Und jetzt ist Schluss mit Kreuzzügen!

Es gibt nicht mehr DIE Familie mit Papa, Mama und Kind(ern). Es gibt soziale Konstellationen. Und nichts davon ist schlecht. Wir müssen niemanden unterdrücken, nur damit das Leben funktioniert.

So wie ich als transidente Lesbe nichts gegen ein heterosexuell verheiratetes Pärchen mit Kindern habe, so sehr erwarte ich vollkommen selbstverständlich, dass mir derselbe Respekt entgegengebracht wird. Eine Identität, eine Orientierung oder eine Weltanschauung ist nicht ansteckend – es sei denn, ihr seid tatsächlich gar nicht sicher, dass eure bisherigen Überzeugungen richtig waren.

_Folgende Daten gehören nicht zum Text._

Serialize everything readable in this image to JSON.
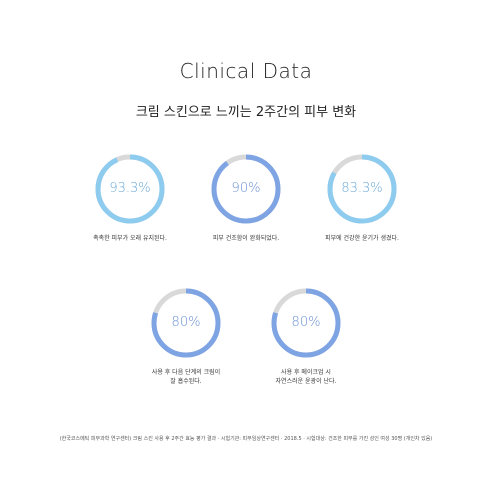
{
  "title": "Clinical Data",
  "subtitle": "크림 스킨으로 느끼는 2주간의 피부 변화",
  "colors": {
    "track": "#d9d9d9",
    "light_blue": "#8dcbef",
    "medium_blue": "#7fa4e4",
    "value_light": "#6aa9d8",
    "value_medium": "#6a8fd3"
  },
  "stats": [
    {
      "value": "93.3%",
      "percent": 93.3,
      "caption": "촉촉한 피부가 오래 유지된다.",
      "color": "#8dcbef",
      "text_color": "#6aa9d8"
    },
    {
      "value": "90%",
      "percent": 90,
      "caption": "피부 건조함이 완화되었다.",
      "color": "#7fa4e4",
      "text_color": "#6a8fd3"
    },
    {
      "value": "83.3%",
      "percent": 83.3,
      "caption": "피부에 건강한 윤기가 생겼다.",
      "color": "#8dcbef",
      "text_color": "#6aa9d8"
    },
    {
      "value": "80%",
      "percent": 80,
      "caption": "사용 후 다음 단계의 크림이\n잘 흡수된다.",
      "color": "#7fa4e4",
      "text_color": "#6a8fd3"
    },
    {
      "value": "80%",
      "percent": 80,
      "caption": "사용 후 메이크업 시\n자연스러운 윤광이 난다.",
      "color": "#7fa4e4",
      "text_color": "#6a8fd3"
    }
  ],
  "footnote": "(한국코스메틱 피부과학 연구센터) 크림 스킨 사용 후 2주간 효능 평가 결과 · 시험기관: 피부임상연구센터 · 2018.5 · 시험대상: 건조한 피부를 가진 성인 여성 30명 (개인차 있음)"
}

Erst wenn wir begreifen, dass die eiserne Jungfer aus der Nachbarschaft genauso ein ausgefülltes Leben führen kann, wie das Dreierpärchen, das regelmäßig in Clubs wilde BDSM-Sessions auslebt, und dass jedweder Lebensweg eine persönliche Entscheidung ist, die man achten kann.

Solange niemand gegen seinen Willen beteiligt wird oder zu Schaden kommt und alle Beteiligten erwachsen und mündig denkend sind, so sollte es niemand wagen, andere wegen ihrer persönlichen Einstellung zu verachten. Wir könnten hier und jetzt einfach mal endlich die Kurve kriegen und aller Angst und Feindlichkeit die rote Karte zeigen. Denn am Ende sind wir alle Menschen.

Statt „dazuzugehören“, was meist dem Anpassen an eine Erwartungshaltung entspricht, könnten wir auch einfach mal alle einmalig sein, und uns an der Einmaligkeit der anderen Menschen erfreuen. Dann gäbe es keinen Rassismus mehr, keine Fremdenfeindlichkeit und keine Diskriminierungen.

Anders ist gut und sollte gefördert und geschützt werden.
Eigentlich steht das ja schon im Grundgesetz. Die Würde des Menschen ist unantastbar. Jede(r) hat das Recht auf persönliche Lebensgestaltung….. etc. pp.

Komisch, dass wir uns nicht mal an die ersten fünf Zeilen halten können, uns aber „ein Volk“ nennen.
Jetzt schämen wir uns ALLE mal, und dann machen wir weiter.

Gründet doch eine Partei. Davon kann man nicht genug haben. Aber seid dann bitte auch einmalig und ANDERS.